Check the energy-time uncertainty principle for:

[tex]\Psi(x,0)=Ae^{-ax^2}e^{ilx}[/tex]

using the observable x.

## Homework Equations

[tex]

\Delta{E}\Delta{t}\geq\hbar/2\\

\Delta{E}=\sigma_H=\sqrt{<H^2>-<H>^2}\\

\Delta{t}=\frac{\sigma_x}{\frac{d<x>}{dt}}

[/tex]

## The Attempt at a Solution

First I find the wavefunction with time dependence

[tex]

\Psi(x,t)=\frac{1}{\sqrt{2\pi}}\int{\phi(k)e^{ikx-i\frac{\hbar k^{2}t}{2m}}dk}\\

\phi(k)=\frac{1}{\sqrt{2\pi}}\int{\Psi(x,0)e^{-ikx}dx}

[/tex]

This gives me a fairly complicated expression

[tex]

\Psi(x,t)=\frac{Aexp(\frac{-ax^{2}+lix-\frac{tl^{2}i\hbar}{2m}}{w^{2}})}{w}\\

A^{2}=\sqrt{\frac{2a}{\pi}},w^{2}=1+\frac{\hbar2ita}{m}

[/tex]

Just finding <H> (not to mention <H^2> is giving me a lot of trouble.

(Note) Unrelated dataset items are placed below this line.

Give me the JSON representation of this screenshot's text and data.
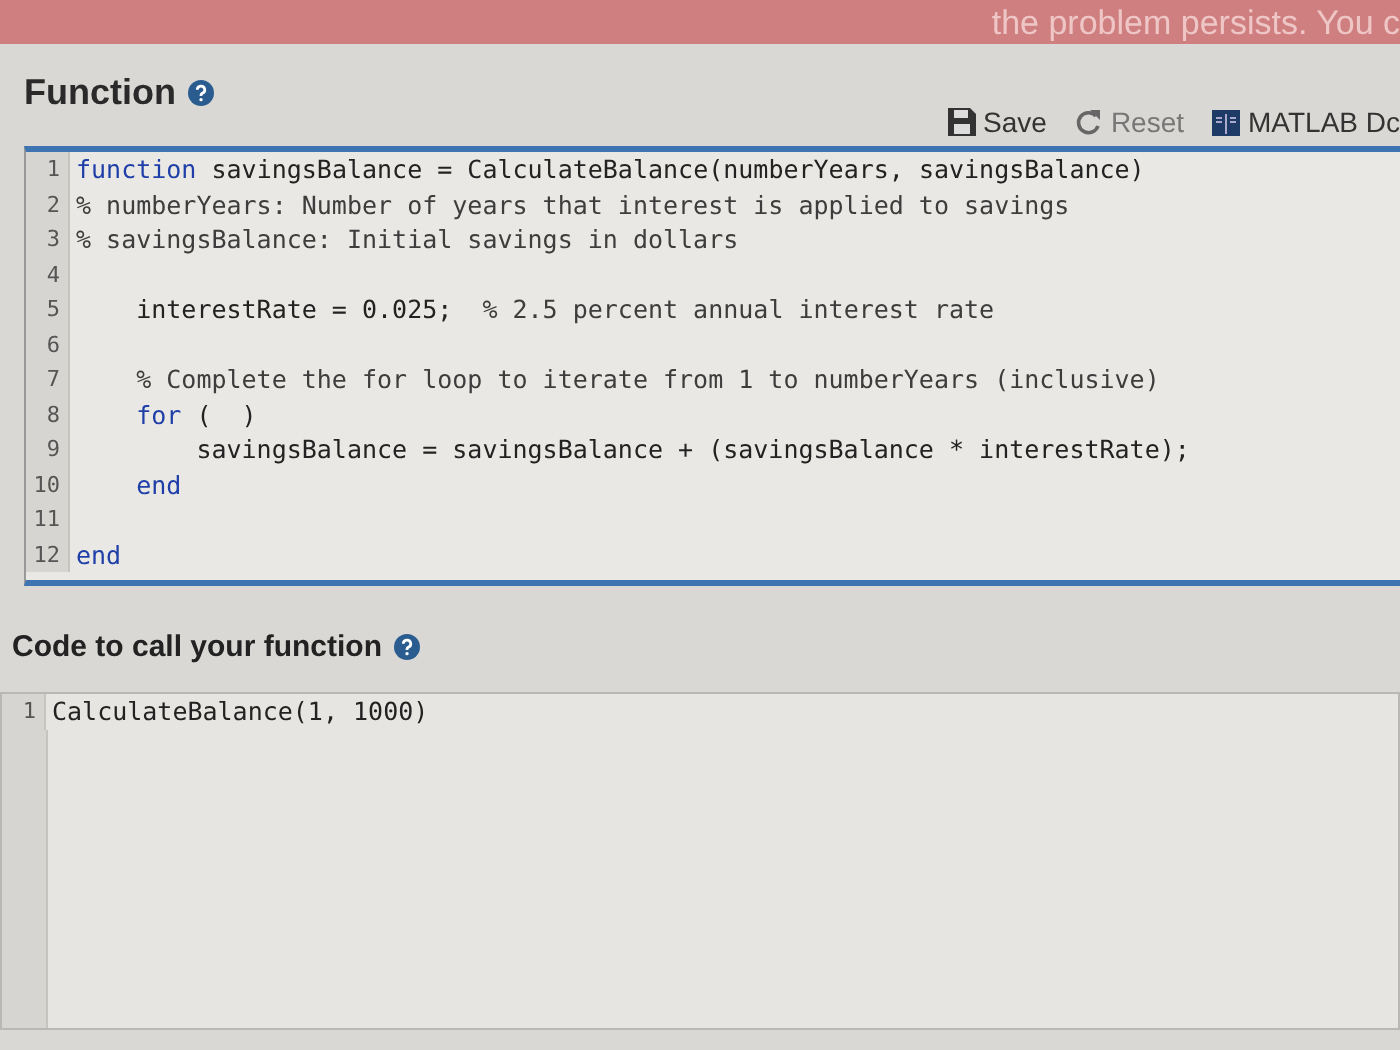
{
  "banner": {
    "text": "the problem persists. You c"
  },
  "function_section": {
    "title": "Function",
    "toolbar": [
      {
        "kind": "save",
        "label": "Save",
        "disabled": false
      },
      {
        "kind": "reset",
        "label": "Reset",
        "disabled": true
      },
      {
        "kind": "docs",
        "label": "MATLAB Dc",
        "disabled": false
      }
    ],
    "editor": {
      "lines": [
        {
          "number": "1",
          "segments": [
            {
              "kind": "keyword",
              "text": "function"
            },
            {
              "kind": "plain",
              "text": " savingsBalance = CalculateBalance(numberYears, savingsBalance)"
            }
          ]
        },
        {
          "number": "2",
          "segments": [
            {
              "kind": "comment",
              "text": "% numberYears: Number of years that interest is applied to savings"
            }
          ]
        },
        {
          "number": "3",
          "segments": [
            {
              "kind": "comment",
              "text": "% savingsBalance: Initial savings in dollars"
            }
          ]
        },
        {
          "number": "4"
        },
        {
          "number": "5",
          "segments": [
            {
              "kind": "plain",
              "text": "    interestRate = 0.025;  "
            },
            {
              "kind": "comment",
              "text": "% 2.5 percent annual interest rate"
            }
          ]
        },
        {
          "number": "6"
        },
        {
          "number": "7",
          "segments": [
            {
              "kind": "comment",
              "text": "    % Complete the for loop to iterate from 1 to numberYears (inclusive)"
            }
          ]
        },
        {
          "number": "8",
          "segments": [
            {
              "kind": "keyword",
              "text": "    for"
            },
            {
              "kind": "plain",
              "text": " (  )"
            }
          ]
        },
        {
          "number": "9",
          "segments": [
            {
              "kind": "plain",
              "text": "        savingsBalance = savingsBalance + (savingsBalance * interestRate);"
            }
          ]
        },
        {
          "number": "10",
          "segments": [
            {
              "kind": "keyword",
              "text": "    end"
            }
          ]
        },
        {
          "number": "11"
        },
        {
          "number": "12",
          "segments": [
            {
              "kind": "keyword",
              "text": "end"
            }
          ]
        }
      ]
    }
  },
  "call_section": {
    "title": "Code to call your function",
    "editor": {
      "lines": [
        {
          "number": "1",
          "segments": [
            {
              "kind": "plain",
              "text": "CalculateBalance(1, 1000)"
            }
          ]
        }
      ]
    }
  }
}
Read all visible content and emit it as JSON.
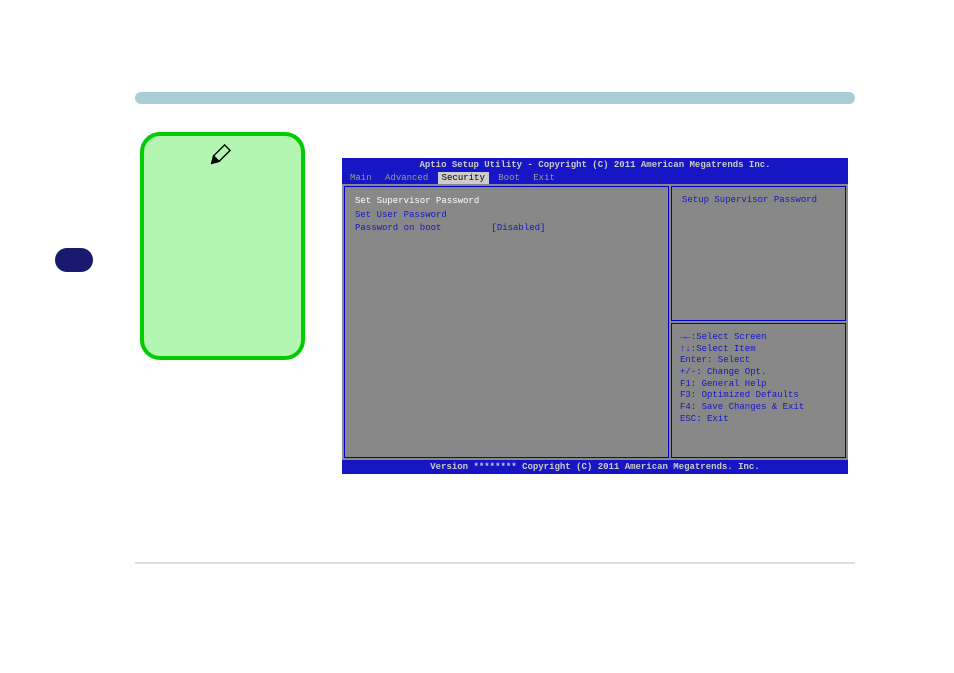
{
  "bios": {
    "header": "Aptio Setup Utility - Copyright (C) 2011 American Megatrends Inc.",
    "footer": "Version ******** Copyright (C) 2011 American Megatrends. Inc.",
    "tabs": [
      "Main",
      "Advanced",
      "Security",
      "Boot",
      "Exit"
    ],
    "menu": {
      "item0": "Set Supervisor Password",
      "item1": "Set User Password",
      "item2_label": "Password on boot",
      "item2_value": "[Disabled]"
    },
    "help_text": "Setup Supervisor Password",
    "keys": {
      "k0": "→←:Select Screen",
      "k1": "↑↓:Select Item",
      "k2": "Enter: Select",
      "k3": "+/-: Change Opt.",
      "k4": "F1: General Help",
      "k5": "F3: Optimized Defaults",
      "k6": "F4: Save Changes & Exit",
      "k7": "ESC: Exit"
    }
  }
}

Is grinding out the derivatives and integrals the only way to do this problem?

The only other options I can think of:

1: <H> and <H^2> should not change in time (?), so I can just use the wavefunction at t=0 to find them? (But, still have to use the wavefunction with time to get the std dev of x)

2: Considering [tex] \frac{e^{ikx}}{\sqrt{2\pi}} [/tex] are like orthonormal eigenfunctions for H, could I say:

[tex]

<H>=\int{\phi(k)^{2}E(k)dk}

[/tex]